Weekly Foreign Exchange Insights: April 24th

April 24, 2009

Currency market momentum continues to revolve around risk aversion.  To remain well-bid, the dollar needs risk averse investors more than it needs evidence that the United States is coming out of the global recession sooner and more quickly than other regions.  When all is said and done, business cycles are likely to be more closely synchronized than anticipated on the way out of recession just as they moved in surprising tandem during it.  The primary factor behind surprising dollar strength over the past year was the premium investors put on securing a return of their money, rather than a return on their wealth. 

Equities remain a ready gauge for the ebb and flow in risk aversion.  And the key to equities seems to rest with the performance of financial shares.  Their outlook remains highly uncertain.  The publication of stress test results on May 4th will be critical, but leaks of those figures, both genuine and fake, are likely to surface next week.  Pranksters will be more likely to spread rumors accentuating the insolvency of banks.  Regardless of what the U.S. government chooses to report, many respected economists and market analysts will continue to suspect sugar-coating and hold the view than anything short of widespread nationalization is doomed to fail in the mission of restoring a trustworthy and functional financial system.  A near-term rout of the dollar seems unlikely because of such lingering concerns.

Nevertheless, the dollar has been looking more fragile.  President Obama’s domestic economic agenda has been labeled radical.  Investors are much more convinced that the deficit will soar above 10% of GDP in the near term than that in the president’s promise to rein it back in. Fiscal policy is more stimulative than in the early 1980’s and lacks the counter-weight of a tight monetary policy that promoted dollar appreciation then.  On the contrary, just as much nervousness is associated with a Fed exit strategy as surrounds medium-term fiscal prospects.  Now that European data, like U.S. data, suggest a less rapid decline of economic activity, the dollar is unlikely to test earlier 2009 highs without a significant new spike in risk aversion.  Significantly, the dollar at 15:00 GMT today was showing sizable weekly losses against all its traditional hard-currency rivals.  The greenback had dropped 2.3% against the Swiss franc, 1.8% against the yen, and 1.6% relative to the euro since the close on Friday, April 17th.

The loss against the yen in a week characterized by contained risk aversion deviates from recent patterns.  Because the yen financed carry trades, it had tended to be buoyed by bursts of risk aversion to an even greater extent than the dollar and had conversely been vulnerable whenever risk aversion waned.  Two possible reasons why this connection isn’t happening now may be that most carry trades are now unwound and the fact that dollar/yen seldom rises much in April. In any case, the yen remains 4% below the mid-point of its first-quarter trading range against the dollar.

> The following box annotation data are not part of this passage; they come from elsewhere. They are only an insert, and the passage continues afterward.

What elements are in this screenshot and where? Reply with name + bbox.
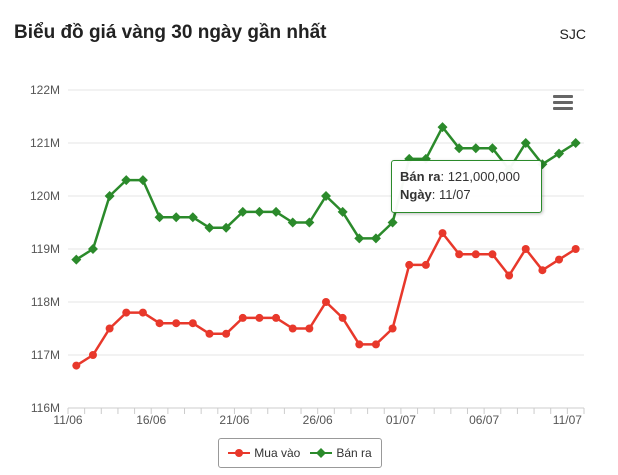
data-point-sell: [271, 206, 282, 217]
x-tick-label: 06/07: [469, 413, 499, 427]
data-point-buy: [288, 324, 297, 333]
data-point-buy: [405, 260, 414, 269]
x-tick-label: 11/06: [53, 413, 82, 427]
data-point-sell: [87, 244, 98, 254]
x-tick-label: 16/06: [136, 413, 166, 427]
legend-sell-marker-icon: [310, 448, 333, 458]
data-point-sell: [554, 148, 565, 159]
legend-buy-marker-icon: [228, 449, 251, 457]
data-point-buy: [238, 313, 247, 322]
data-point-buy: [322, 298, 330, 306]
data-point-buy: [138, 308, 147, 317]
source-label: SJC: [559, 26, 586, 42]
data-point-buy: [188, 319, 197, 328]
data-point-sell: [171, 212, 182, 223]
data-point-buy: [421, 260, 430, 269]
data-point-sell: [487, 143, 498, 154]
data-point-sell: [154, 212, 165, 223]
data-point-buy: [172, 319, 181, 328]
data-point-buy: [438, 229, 447, 238]
data-point-sell: [437, 122, 448, 133]
data-point-sell: [454, 143, 465, 154]
legend-sell-label: Bán ra: [336, 446, 372, 460]
data-point-buy: [471, 250, 480, 259]
x-tick-label: 26/06: [303, 413, 333, 427]
data-point-buy: [72, 361, 81, 370]
y-tick-label: 122M: [30, 83, 60, 97]
chart-legend: Mua vào Bán ra: [218, 438, 382, 468]
tooltip-date-label: Ngày: [400, 187, 432, 202]
data-point-buy: [571, 245, 580, 253]
data-point-sell: [570, 138, 581, 148]
x-tick-label: 21/06: [219, 413, 249, 427]
tooltip-date-value: 11/07: [439, 187, 471, 202]
data-point-sell: [254, 206, 265, 217]
tooltip-price-row: Bán ra: 121,000,000: [400, 169, 520, 184]
x-tick-label: 01/07: [386, 413, 416, 427]
y-tick-label: 121M: [30, 136, 60, 150]
data-point-sell: [304, 217, 315, 228]
data-point-buy: [538, 266, 547, 275]
y-tick-label: 120M: [30, 189, 60, 203]
tooltip-date-row: Ngày: 11/07: [400, 187, 471, 202]
data-point-sell: [387, 217, 398, 228]
data-point-sell: [287, 217, 298, 228]
data-point-sell: [354, 233, 365, 244]
legend-buy-label: Mua vào: [254, 446, 301, 460]
hamburger-menu-icon[interactable]: [553, 95, 573, 111]
data-point-buy: [505, 271, 514, 280]
legend-item-buy[interactable]: Mua vào: [228, 446, 300, 460]
data-point-sell: [470, 143, 481, 154]
data-point-buy: [455, 250, 464, 259]
data-point-sell: [370, 233, 381, 244]
chart-tooltip: Bán ra: 121,000,000 Ngày: 11/07: [391, 160, 542, 213]
data-point-buy: [521, 245, 530, 253]
data-point-buy: [205, 329, 214, 338]
data-point-buy: [222, 329, 231, 338]
data-point-buy: [388, 324, 397, 333]
data-point-sell: [337, 206, 348, 217]
data-point-buy: [272, 313, 281, 322]
x-tick-label: 11/07: [553, 413, 582, 427]
y-tick-label: 119M: [31, 242, 60, 256]
data-point-buy: [371, 340, 380, 349]
tooltip-price-value: 121,000,000: [447, 169, 520, 184]
data-point-sell: [204, 222, 215, 233]
data-point-buy: [355, 340, 364, 349]
y-tick-label: 117M: [31, 348, 60, 362]
data-point-sell: [137, 175, 148, 186]
data-point-buy: [88, 351, 97, 359]
data-point-sell: [71, 254, 82, 265]
data-point-sell: [221, 222, 232, 233]
data-point-sell: [520, 138, 531, 148]
data-point-sell: [104, 191, 115, 201]
data-point-buy: [255, 313, 264, 322]
data-point-buy: [305, 324, 314, 333]
data-point-buy: [488, 250, 497, 259]
tooltip-price-label: Bán ra: [400, 169, 441, 184]
data-point-sell: [187, 212, 198, 223]
data-point-sell: [121, 175, 132, 186]
data-point-sell: [321, 191, 331, 201]
y-tick-label: 118M: [31, 295, 60, 309]
data-point-sell: [237, 206, 248, 217]
data-point-buy: [555, 255, 564, 264]
data-point-buy: [338, 313, 347, 322]
data-point-buy: [155, 319, 164, 328]
data-point-buy: [122, 308, 131, 317]
chart-title: Biểu đồ giá vàng 30 ngày gần nhất: [14, 22, 327, 43]
data-point-buy: [105, 324, 114, 333]
legend-item-sell[interactable]: Bán ra: [310, 446, 372, 460]
y-tick-label: 116M: [31, 401, 60, 415]
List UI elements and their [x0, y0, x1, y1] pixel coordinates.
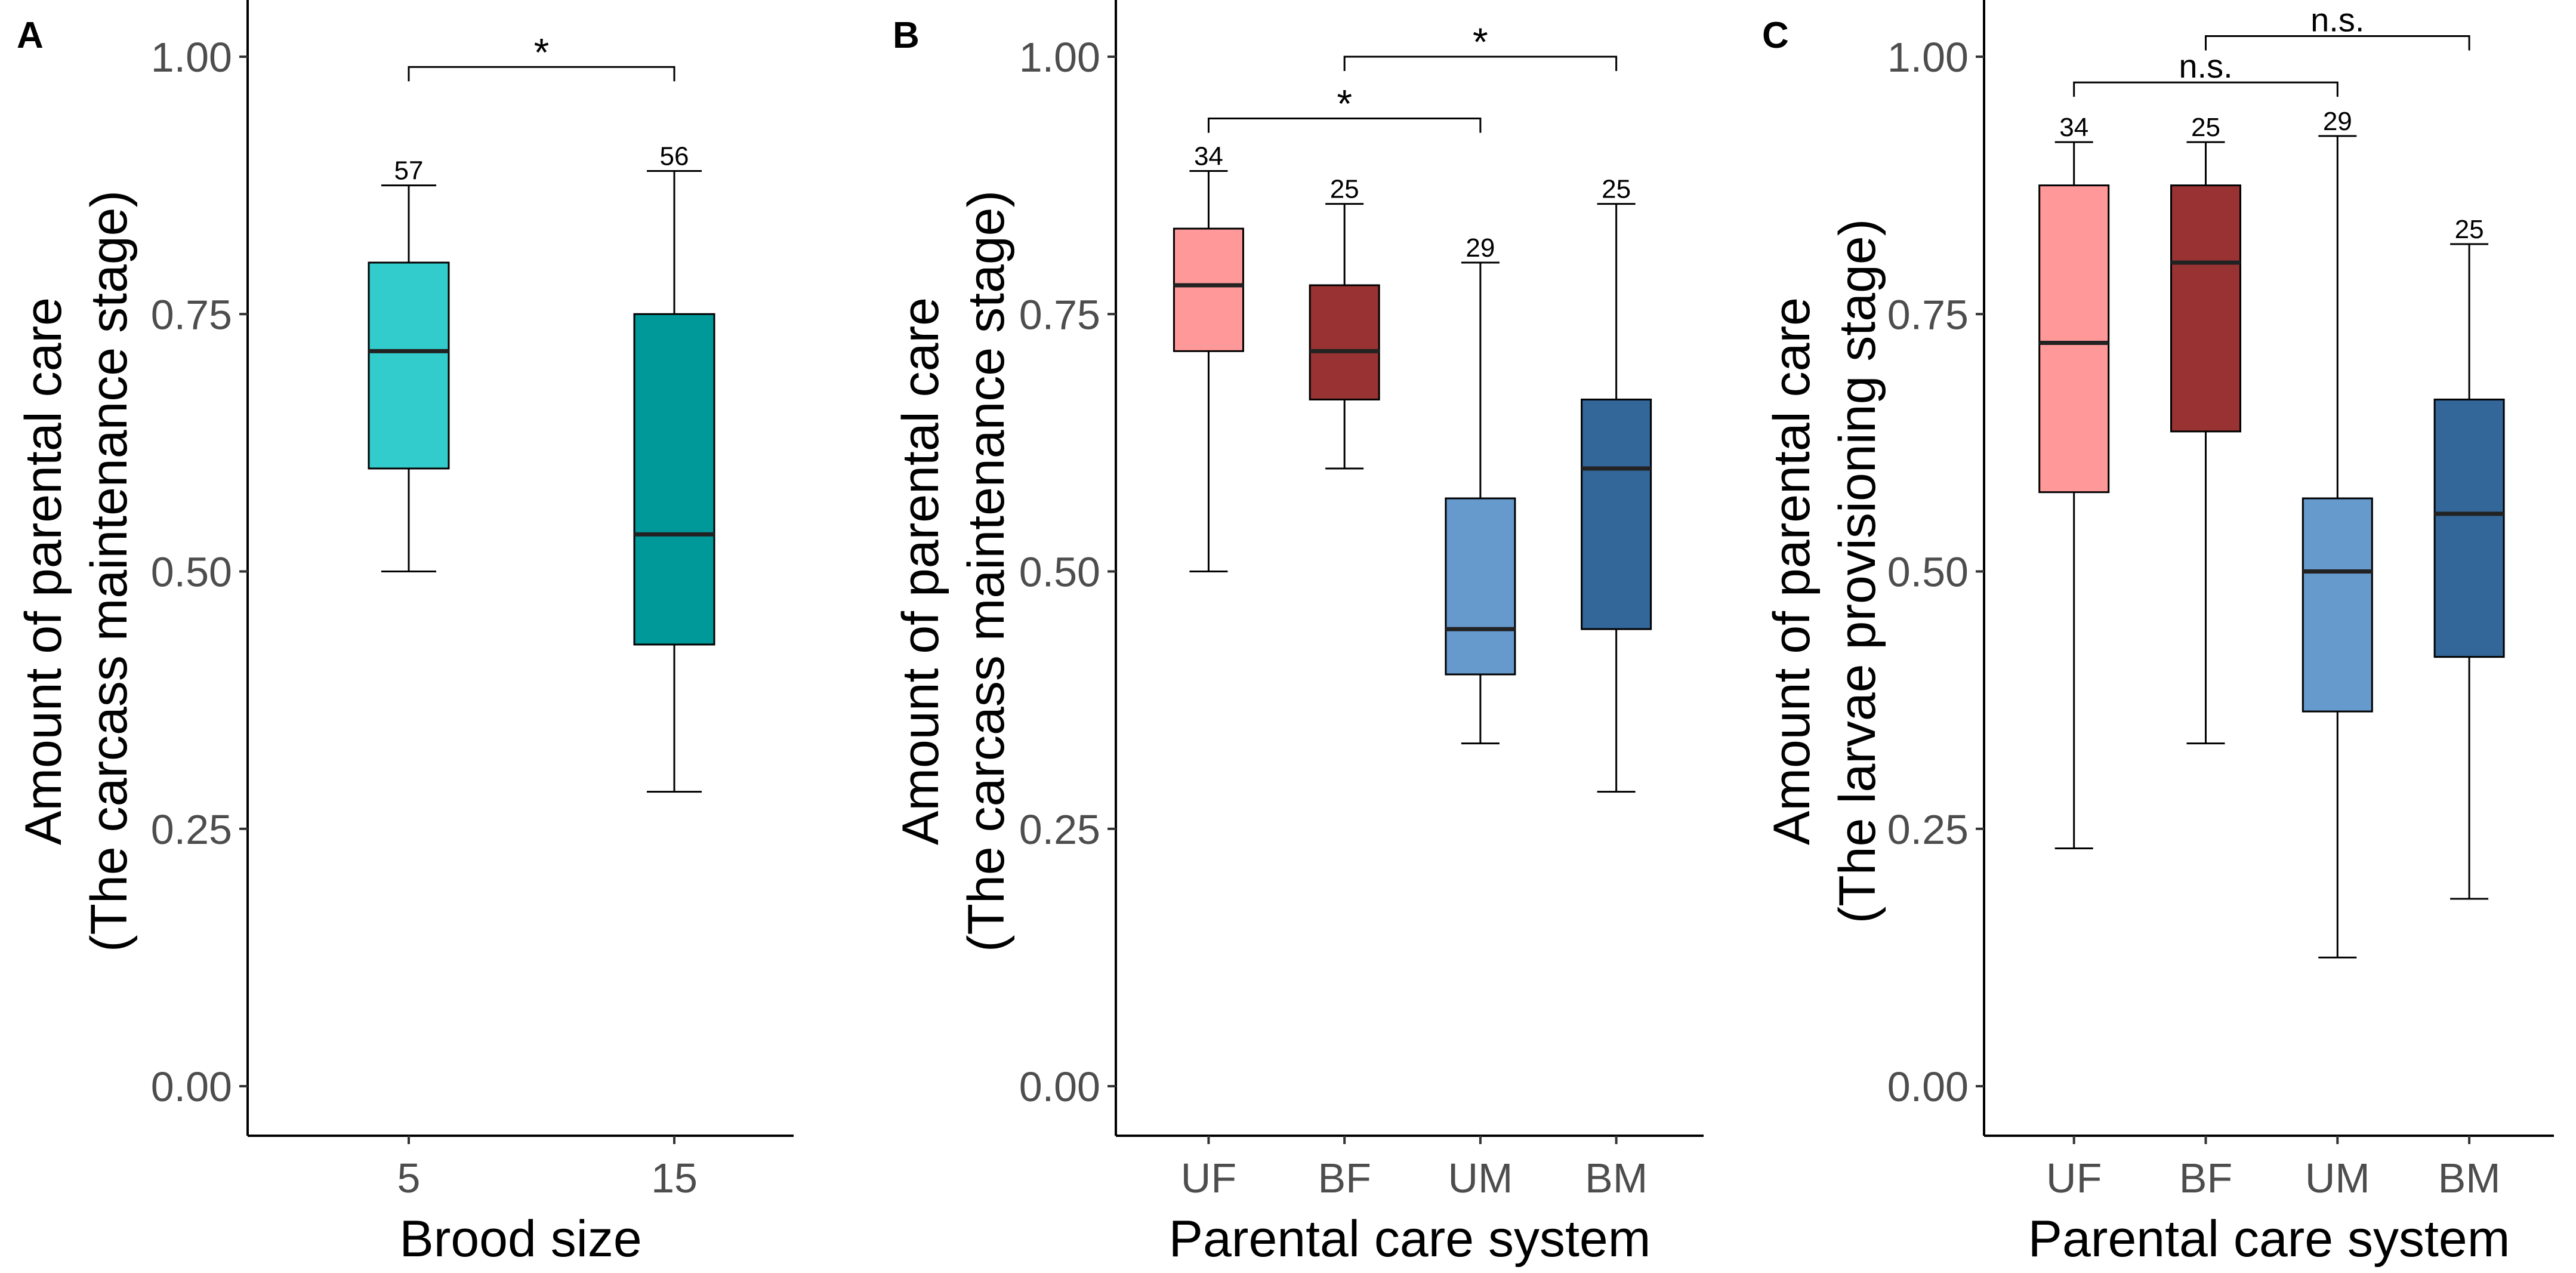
iqr-box: [2170, 184, 2241, 433]
y-tick-label: 0.25: [1887, 806, 1969, 853]
box-um: 29: [2302, 107, 2373, 958]
y-tick-label: 0.50: [1019, 549, 1100, 596]
significance-label: n.s.: [2179, 47, 2232, 85]
significance-label: *: [1337, 82, 1352, 126]
y-tick-label: 0.25: [151, 806, 232, 853]
y-tick-label: 0.50: [151, 549, 232, 596]
y-axis-title-line: (The carcass maintenance stage): [958, 190, 1015, 952]
y-tick-label: 0.50: [1887, 549, 1969, 596]
iqr-box: [2302, 497, 2373, 713]
sample-size-label: 34: [2059, 113, 2088, 142]
bracket-line: [2205, 35, 2470, 51]
sample-size-label: 25: [2191, 113, 2220, 142]
y-tick-label: 0.75: [1019, 291, 1100, 338]
x-tick-label: UM: [1448, 1155, 1513, 1201]
x-tick-label: BM: [1585, 1155, 1648, 1201]
y-tick-label: 0.25: [1019, 806, 1100, 853]
x-axis-title: Parental care system: [1169, 1210, 1651, 1268]
significance-bracket: *: [1343, 20, 1618, 71]
y-axis-title-line: (The larvae provisioning stage): [1829, 219, 1886, 924]
significance-bracket: *: [1207, 82, 1482, 133]
panel-c: C 0.00 0.25 0.50 0.75 1.00 Amount of parental …: [1762, 0, 2554, 1268]
y-axis-title-line: Amount of parental care: [15, 297, 72, 845]
y-axis-title: Amount of parental care (The carcass main…: [892, 190, 1015, 952]
iqr-box: [1445, 497, 1516, 676]
y-tick-label: 0.75: [1887, 291, 1969, 338]
bracket-line: [408, 66, 675, 82]
bracket-line: [1207, 118, 1482, 133]
y-tick-label: 0.75: [151, 291, 232, 338]
y-tick-label: 0.00: [151, 1064, 232, 1110]
significance-label: n.s.: [2310, 1, 2364, 39]
box-bm: 25: [1581, 175, 1652, 793]
panel-letter: A: [17, 15, 44, 56]
y-axis-title-line: Amount of parental care: [892, 297, 949, 845]
x-tick-label: BM: [2438, 1155, 2501, 1201]
significance-bracket: n.s.: [2205, 1, 2470, 51]
panel-b: B 0.00 0.25 0.50 0.75 1.00 Amount of parental …: [892, 0, 1704, 1268]
significance-bracket: n.s.: [2073, 47, 2339, 97]
significance-label: *: [1473, 20, 1488, 64]
box-um: 29: [1445, 233, 1516, 745]
x-tick-label: BF: [2179, 1155, 2232, 1201]
iqr-box: [1309, 284, 1380, 400]
y-tick-label: 0.00: [1887, 1064, 1969, 1110]
y-tick-label: 1.00: [151, 34, 232, 81]
box-uf: 34: [1173, 141, 1244, 572]
sample-size-label: 29: [2323, 107, 2352, 136]
iqr-box: [368, 261, 450, 470]
x-tick-label: 5: [397, 1155, 421, 1201]
sample-size-label: 29: [1466, 233, 1495, 263]
x-axis-title: Parental care system: [2028, 1210, 2510, 1268]
bracket-line: [1343, 56, 1618, 71]
significance-bracket: *: [408, 30, 675, 82]
iqr-box: [1173, 227, 1244, 352]
panel-letter: B: [893, 15, 920, 56]
box-uf: 34: [2038, 113, 2110, 850]
significance-label: *: [534, 30, 550, 74]
y-axis-title-line: (The carcass maintenance stage): [81, 190, 138, 952]
y-axis-title: Amount of parental care (The larvae provi…: [1763, 219, 1886, 924]
x-tick-label: UF: [2046, 1155, 2102, 1201]
y-axis-title-line: Amount of parental care: [1763, 297, 1821, 845]
bracket-line: [2073, 81, 2339, 97]
panel-a: A 0.00 0.25 0.50 0.75 1.00 Amount of parental …: [15, 0, 794, 1268]
x-tick-label: UM: [2305, 1155, 2370, 1201]
x-axis-title: Brood size: [399, 1210, 641, 1268]
y-tick-label: 1.00: [1019, 34, 1100, 81]
sample-size-label: 56: [660, 141, 689, 171]
iqr-box: [1581, 398, 1652, 630]
box-15: 56: [633, 141, 715, 793]
sample-size-label: 34: [1194, 141, 1223, 171]
sample-size-label: 57: [394, 156, 424, 186]
x-tick-label: 15: [651, 1155, 698, 1201]
panel-letter: C: [1762, 15, 1789, 56]
x-tick-label: UF: [1181, 1155, 1236, 1201]
y-axis-title: Amount of parental care (The carcass main…: [15, 190, 138, 952]
box-bm: 25: [2433, 215, 2505, 900]
iqr-box: [2433, 398, 2505, 658]
y-tick-label: 1.00: [1887, 34, 1969, 81]
box-bf: 25: [2170, 113, 2241, 745]
sample-size-label: 25: [2455, 215, 2484, 244]
sample-size-label: 25: [1602, 175, 1631, 204]
box-5: 57: [368, 156, 450, 572]
box-bf: 25: [1309, 175, 1380, 470]
x-tick-label: BF: [1318, 1155, 1371, 1201]
sample-size-label: 25: [1330, 175, 1359, 204]
iqr-box: [2038, 184, 2110, 494]
y-tick-label: 0.00: [1019, 1064, 1100, 1110]
iqr-box: [633, 313, 715, 646]
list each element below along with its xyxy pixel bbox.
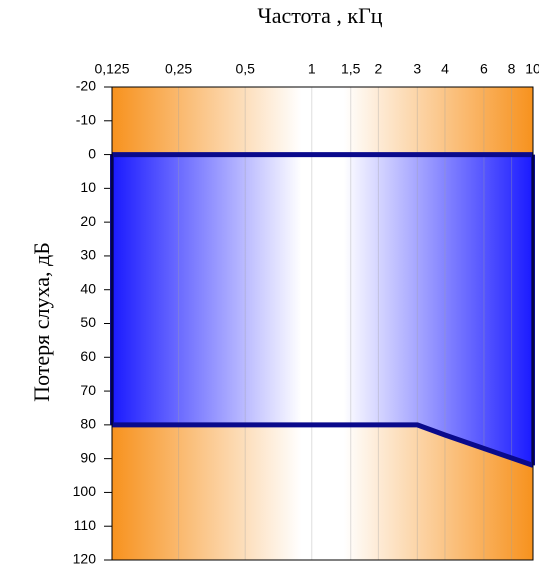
x-tick-label: 10	[525, 61, 539, 77]
y-axis-label: Потеря слуха, дБ	[29, 242, 54, 402]
y-tick-label: 80	[80, 416, 96, 432]
x-tick-label: 0,25	[165, 61, 192, 77]
y-tick-label: 50	[80, 314, 96, 330]
x-tick-label: 0,5	[235, 61, 255, 77]
y-tick-label: 30	[80, 247, 96, 263]
y-tick-label: 10	[80, 179, 96, 195]
x-tick-label: 1,5	[341, 61, 361, 77]
y-tick-label: 40	[80, 280, 96, 296]
x-tick-label: 6	[480, 61, 488, 77]
x-tick-label: 3	[413, 61, 421, 77]
y-tick-label: 120	[73, 551, 97, 565]
chart-title: Частота , кГц	[257, 3, 382, 28]
lower-line	[112, 422, 534, 468]
y-tick-label: 90	[80, 449, 96, 465]
x-tick-label: 8	[508, 61, 516, 77]
y-tick-label: 0	[88, 145, 96, 161]
y-tick-label: -20	[76, 78, 96, 94]
y-tick-label: 20	[80, 213, 96, 229]
x-tick-label: 0,125	[94, 61, 129, 77]
plot-frame	[111, 86, 534, 561]
y-tick-label: 100	[73, 483, 97, 499]
y-tick-label: -10	[76, 111, 96, 127]
y-tick-label: 60	[80, 348, 96, 364]
hearing-area	[112, 154, 533, 466]
y-tick-label: 110	[74, 517, 97, 533]
x-tick-label: 2	[374, 61, 382, 77]
x-tick-label: 4	[441, 61, 449, 77]
y-tick-label: 70	[80, 382, 96, 398]
x-tick-label: 1	[308, 61, 316, 77]
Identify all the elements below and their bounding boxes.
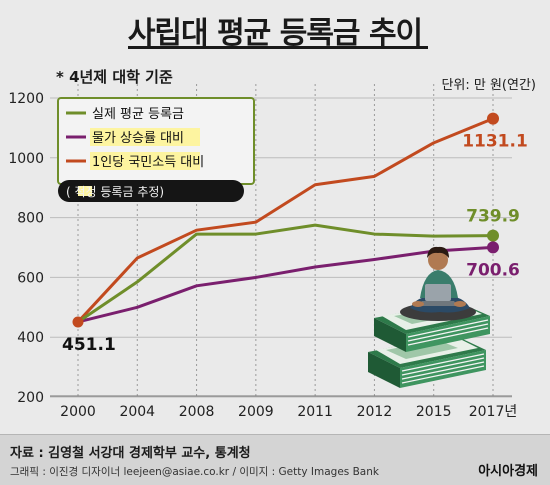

Sterling has been the weakest major currency since the onset of the financial crisis in the summer of 2007. It has dropped some 26% since then against its trade-weighted index.  By comparison, the yen on such a basis has soared 32%, and the trade-weighted euro and dollar rose roughly by 6% and 7.5%.  Currency markets tend to overshoot, so the pound’s substantial drop thus far is no guarantee against further near-term depreciation.  Many depressants remain in place, such as runaway deficit spending, a combined budget and external deficit that surpasses 14% of GDP, substantial quantitative credit easing, annualized GDP contraction of some 6.6% over the last two quarters and 4.1% during the past year, soaring unemployment, mounting social discontent, and an unpopular government against which to vent.  All things considered, sterling earned a small victory by depreciating less than 1% against the dollar this past week.

The message from Swiss National Bank officials became less clear this week.  Their desires to forestall franc appreciation beyond 1.50 per Euro and to avoid excessive money growth could prove incompatible.  A test of that level looks more likely now than a week ago.  A pro-active currency policy oriented around promotion a direction tends to endure better than a strategy of defending a specific level.

Commodity-sensitive currencies remain very volatile.  High-low ranges in the first quarter exceeded 23% for the New Zealand kiwi and 16% in the Ozzie dollar’s case.  The ranges so far in April amount to some 9% in the kiwi’s case, nearly 7% for Australia’s dollar, and over 6.1% for the Canadian dollar.  The resilience of oil, up some 50% since February lows, in the face of the worst global growth in some 60 years is attracting increasing disbelief.  Gold is also looking pricier, but neither the Australian dollar nor the Australian currency have reacted sharply yet to this or to improved Chinese growth prospects.

The week ahead has several holidays: Australia is closed on Monday, Japan on Wednesday, and much of Asia, Europe, and Latin America on Friday.  Often, holiday interruptions translate into periods of mindless marking time.  But next week’s calendar is also loaded with central bank policy meetings including at the Fed and Bank of Japan, plus several key economic indicators will be released, including U.S. GDP, Japanese industrial production, and the Chinese and British PMI reports.  With gatherings today of the G7 and G20 kicking off the IMF meetings, the marketplace should probably be pretty lively.